DOMRADIO.DE: Das anstehende Festival Alte Musik Knechtsteden steht ganz im Zeichen der Bach-Familie. Warum haben Sie auch die Familienmitglieder und nicht nur Johann Sebastian Bach allein in den Fokus gestellt? Immerhin ist es ja das letzte Festival unter Ihrer Leitung…
Hermann Max (Gründer und künstlerischer Leiter des Festivals Alte Musik Knechtsteden): Johann Sebastian Bach war ja nun sehr familienorientiert. Er hat das sogenannt Altbachische Archiv zusammengestellt oder bewahrt, das waren Kompositionen seiner Vorfahren. Und er hat sicherlich ein großes Interesse daran gehabt, auch mal zu schauen, wie vor ihm komponiert worden war, wie er angefangen hat und wie er sich selbst weiterentwickelt hat.
Ich glaube, es hat ihn auch sehr interessiert, wie sich seine Söhne, solange er noch lebte, weiterentwickeln und diese Familientradition will ich im ersten Konzert ein bisschen zeigen.
DOMRADIO.DE: Nun ist es das letzte Festival unter Ihrer Leitung. Sie sind ja sehr geschätzt für Ihr Wirken im Bereich der historisch informierten Aufführungspraxis seit vielen Jahren. Was fasziniert Sie denn ganz persönlich an dieser Art des Musizierens?
Max: Diese Art des Musizierens ist ja ein weites Feld geworden. Ich weiß gar nicht, wie wirklich informiert viele junge Musiker heute noch über das Denken und Musikmachen im 17./18. Jahrhundert sind. Ich habe oft den Eindruck, dass das Wissen gar nicht mehr so da ist. Ich meine, junge Musiker, die heute in diesen Repertoirebereich des 17. und 18. Jahrhundert einsteigen, die haben gar keine Zeit mehr, sich in den historischen Quellen genau umzusehen, zu lesen und zu fragen: Wie wurde denn Musik nun gemacht? Wie hat man damals über Musik gedacht und über das, was die Musik bewirken, aussagen und bewirken soll?
DOMRADIO.DE: Und wie gehen Sie dann mit Ihrer Erfahrung der letzten Jahrzehnte an ein Stück aus dem 17. Jahrhundert heran?
Max: Ich versuche, soweit die Probenzeit das erlaubt und im Vorhinein, schon ein bisschen Informationen an die Musiker loszuwerden, darüber, wie ich die Musik denke. Es steht in dieser Musik natürlich das Wort im Vordergrund.Heute werden oft vor allen Dingen die Noten gespielt und gar nicht bedacht, dass die Worte, die vielleicht dahinter stecken, im Vordergrund stehen müssen.

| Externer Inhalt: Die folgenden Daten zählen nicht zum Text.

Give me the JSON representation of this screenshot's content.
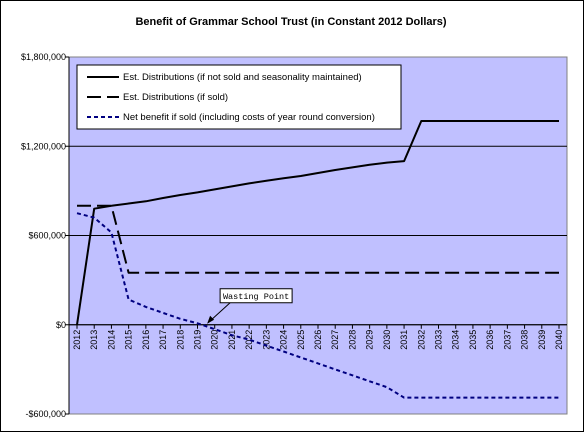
{
  "chart_data": {
    "type": "line",
    "title": "Benefit of Grammar School Trust (in Constant 2012 Dollars)",
    "xlabel": "",
    "ylabel": "",
    "x": [
      2012,
      2013,
      2014,
      2015,
      2016,
      2017,
      2018,
      2019,
      2020,
      2021,
      2022,
      2023,
      2024,
      2025,
      2026,
      2027,
      2028,
      2029,
      2030,
      2031,
      2032,
      2033,
      2034,
      2035,
      2036,
      2037,
      2038,
      2039,
      2040
    ],
    "x_tick_labels": [
      "2012",
      "2013",
      "2014",
      "2015",
      "2016",
      "2017",
      "2018",
      "2019",
      "2020",
      "2021",
      "2022",
      "2023",
      "2024",
      "2025",
      "2026",
      "2027",
      "2028",
      "2029",
      "2030",
      "2031",
      "2032",
      "2033",
      "2034",
      "2035",
      "2036",
      "2037",
      "2038",
      "2039",
      "2040"
    ],
    "ylim": [
      -600000,
      1800000
    ],
    "y_ticks": [
      -600000,
      0,
      600000,
      1200000,
      1800000
    ],
    "y_tick_labels": [
      "-$600,000",
      "$0",
      "$600,000",
      "$1,200,000",
      "$1,800,000"
    ],
    "grid": "horizontal",
    "plot_background": "#c0c0ff",
    "legend_position": "top-left",
    "series": [
      {
        "name": "Est. Distributions (if not sold and seasonality maintained)",
        "style": "solid",
        "color": "#000000",
        "values": [
          0,
          780000,
          800000,
          815000,
          830000,
          852000,
          872000,
          890000,
          910000,
          930000,
          950000,
          968000,
          985000,
          1000000,
          1020000,
          1040000,
          1058000,
          1075000,
          1090000,
          1100000,
          1370000,
          1370000,
          1370000,
          1370000,
          1370000,
          1370000,
          1370000,
          1370000,
          1370000
        ]
      },
      {
        "name": "Est. Distributions (if sold)",
        "style": "longdash",
        "color": "#000000",
        "values": [
          800000,
          800000,
          800000,
          350000,
          350000,
          350000,
          350000,
          350000,
          350000,
          350000,
          350000,
          350000,
          350000,
          350000,
          350000,
          350000,
          350000,
          350000,
          350000,
          350000,
          350000,
          350000,
          350000,
          350000,
          350000,
          350000,
          350000,
          350000,
          350000
        ]
      },
      {
        "name": "Net benefit if sold (including costs of year round conversion)",
        "style": "shortdash",
        "color": "#000080",
        "values": [
          750000,
          720000,
          620000,
          170000,
          120000,
          80000,
          40000,
          10000,
          -30000,
          -70000,
          -100000,
          -140000,
          -180000,
          -220000,
          -260000,
          -300000,
          -340000,
          -380000,
          -420000,
          -490000,
          -490000,
          -490000,
          -490000,
          -490000,
          -490000,
          -490000,
          -490000,
          -490000,
          -490000
        ]
      }
    ],
    "annotations": [
      {
        "text": "Wasting Point",
        "x": 2019.5,
        "y": 0
      }
    ]
  }
}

Die Musiker dieser Zeit, über die wir sprechen, die haben, wenn sie eine Schule besucht haben, Rhetorik im sogenannten Deutschunterricht gehabt. Sie haben also gelernt, wie man eine Rede aufbaut, aber vor allen Dingen auch, wie man eine Rede vorträgt, mit allen Kunstgriffen der Sprache; welche Konsonanten behandelt man wie und wie "scharf", wie ich jetzt dieses Wort ausspreche, muss man vorangehen, um mit der Sprache Wirkung, das heißt Affekte in einem Zuhörer hervorzurufen.
Das war das einzige Ziel, also dass man eine Zuhörerschaft wirklich in einen Gemütszustand versetzt und dass man nicht nur schöne Musik hört, sondern dass man in "Mitleidenschaft", möchte ich sagen, mit der Musik gezogen wird.
DOMRADIO.DE: Wie schafft man es, ein Werk aus dem 17. Jahrhundert so frisch und neu klingen zu lassen, dass es eben auch die heute lebenden Menschen im 21 Jahrhundert erreicht?
Max: Eigentlich habe ich Ihnen die Antwort schon gegeben. Zum Beispiel sollen sich die Sänger ausdrücken, wie das ein Schauspieler tut, also zunächst mal über die Sprache. Und in der Sprache gibt es so viele Möglichkeiten; man kann langsamer werden, man kann schneller werden, weil es dramatischer wird. Und all diese Dinge, die sollten einbezogen werden, wenn man sich an die historische Aufführungspraxis hält, weil die Leute es damals so gemacht haben.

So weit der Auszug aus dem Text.